In [42]:
import pandas as pd
import numpy as np
import datetime as dt
from sqlalchemy import create_engine, inspect



In [43]:
csv_file = "./Resources/airbnb_host_info.csv"
review_df = pd.read_csv(csv_file)
review_df.head()

# Change the date type of the last_review column to datetime
review_df["last_review"] = pd.to_datetime(review_df["last_review"])
review_df.dropna()
review_df.head()

Unnamed: 0,listing_id,host_name,last_review
0,2595,Jennifer,2019-05-21
1,3831,LisaRoxanne,2019-07-05
2,5099,Chris,2019-06-22
3,5178,Shunichi,2019-06-24
4,5238,Ben,2019-06-09


In [44]:
csv_file2 = "./Resources/airbnb_price.csv"
price_df = pd.read_csv(csv_file2)
price_df.head()

# new data frame with split value columns
new_price_df = price_df["nbhood_full"].str.split(", ", n = 1, expand = True)
 
# making separate first name column from new data frame
price_df["borough"]= new_price_df[0]
 
# making separate last name column from new data frame
price_df["area"]= new_price_df[1]
 
# Dropping old Name columns
price_df.drop(columns =["nbhood_full"], inplace = True)
 
# Drop na value
price_df.dropna()

# Display df
price_df.head()

Unnamed: 0,listing_id,price,borough,area
0,2595,225 dollars,Manhattan,Midtown
1,3831,89 dollars,Brooklyn,Clinton Hill
2,5099,200 dollars,Manhattan,Murray Hill
3,5178,79 dollars,Manhattan,Hell's Kitchen
4,5238,150 dollars,Manhattan,Chinatown


In [45]:
csv_file3 = "./Resources/airbnb_room_type.csv"
type_df = pd.read_csv(csv_file3)
type_df.head()

Unnamed: 0,listing_id,description,room_type
0,2595,Skylit Midtown Castle,Entire home/apt
1,3831,Cozy Entire Floor of Brownstone,Entire home/apt
2,5099,Large Cozy 1 BR Apartment In Midtown East,Entire home/apt
3,5178,Large Furnished Room Near B'way,private room
4,5238,Cute & Cozy Lower East Side 1 bdrm,Entire home/apt


In [46]:
# Determine different Values in Column
type_df["room_type"].unique() 

array(['Entire home/apt', 'private room', 'Private room',
       'entire home/apt', 'PRIVATE ROOM', 'shared room',
       'ENTIRE HOME/APT', 'Shared room', 'SHARED ROOM'], dtype=object)

In [47]:
# Cleaning and Reducing Categories
# Define Dict with the key-value pair to remap.
conv = {
        'Entire home/apt':'Entire Home/Apt','entire home/apt':'Entire Home/Apt','ENTIRE HOME/APT':'Entire Home/Apt',
        'private room' : 'Private Room', 'PRIVATE ROOM' : 'Private Room', 'Private room' : 'Private Room',
        'shared room' : 'Shared Room', 'Shared room' : 'Shared Room', 'SHARED ROOM' : 'Shared Room'
       }
type_df_1=type_df.replace({"room_type": conv})
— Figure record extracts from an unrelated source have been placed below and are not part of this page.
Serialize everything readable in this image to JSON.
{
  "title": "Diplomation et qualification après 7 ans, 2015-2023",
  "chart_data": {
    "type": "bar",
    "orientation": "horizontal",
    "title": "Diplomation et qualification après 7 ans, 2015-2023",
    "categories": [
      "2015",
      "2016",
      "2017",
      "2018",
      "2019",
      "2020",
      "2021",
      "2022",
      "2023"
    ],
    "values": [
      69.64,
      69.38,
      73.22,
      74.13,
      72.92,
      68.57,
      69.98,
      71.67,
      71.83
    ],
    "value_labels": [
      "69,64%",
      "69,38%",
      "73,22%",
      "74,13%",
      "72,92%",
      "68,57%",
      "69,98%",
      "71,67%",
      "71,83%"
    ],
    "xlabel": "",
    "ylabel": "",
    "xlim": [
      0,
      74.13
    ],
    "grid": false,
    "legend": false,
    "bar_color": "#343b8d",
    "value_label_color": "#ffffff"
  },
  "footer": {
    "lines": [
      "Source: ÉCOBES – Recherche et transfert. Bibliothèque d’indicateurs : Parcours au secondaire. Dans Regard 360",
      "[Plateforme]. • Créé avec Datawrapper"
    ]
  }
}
type_df["room_type"].unique()

array(['Entire home/apt', 'private room', 'Private room',
       'entire home/apt', 'PRIVATE ROOM', 'shared room',
       'ENTIRE HOME/APT', 'Shared room', 'SHARED ROOM'], dtype=object)

In [48]:
# Drop na values
type_df_1.dropna()

# Display df 
type_df_1.head()

Unnamed: 0,listing_id,description,room_type
0,2595,Skylit Midtown Castle,Entire Home/Apt
1,3831,Cozy Entire Floor of Brownstone,Entire Home/Apt
2,5099,Large Cozy 1 BR Apartment In Midtown East,Entire Home/Apt
3,5178,Large Furnished Room Near B'way,Private Room
4,5238,Cute & Cozy Lower East Side 1 bdrm,Entire Home/Apt


In [50]:
protocol = 'postgresql'
username = 'postgres'
password = 'password'
host = 'localhost'
port = 5432            
database_name = 'Airbnb_db'
rds_connection_string = f'{protocol}://{username}:{password}@{host}:{port}/{database_name}'
engine = create_engine(rds_connection_string)

In [51]:
engine.table_names()

  engine.table_names()


['airbnb_price', 'airbnb_review', 'airbnb_room_type', 'properties']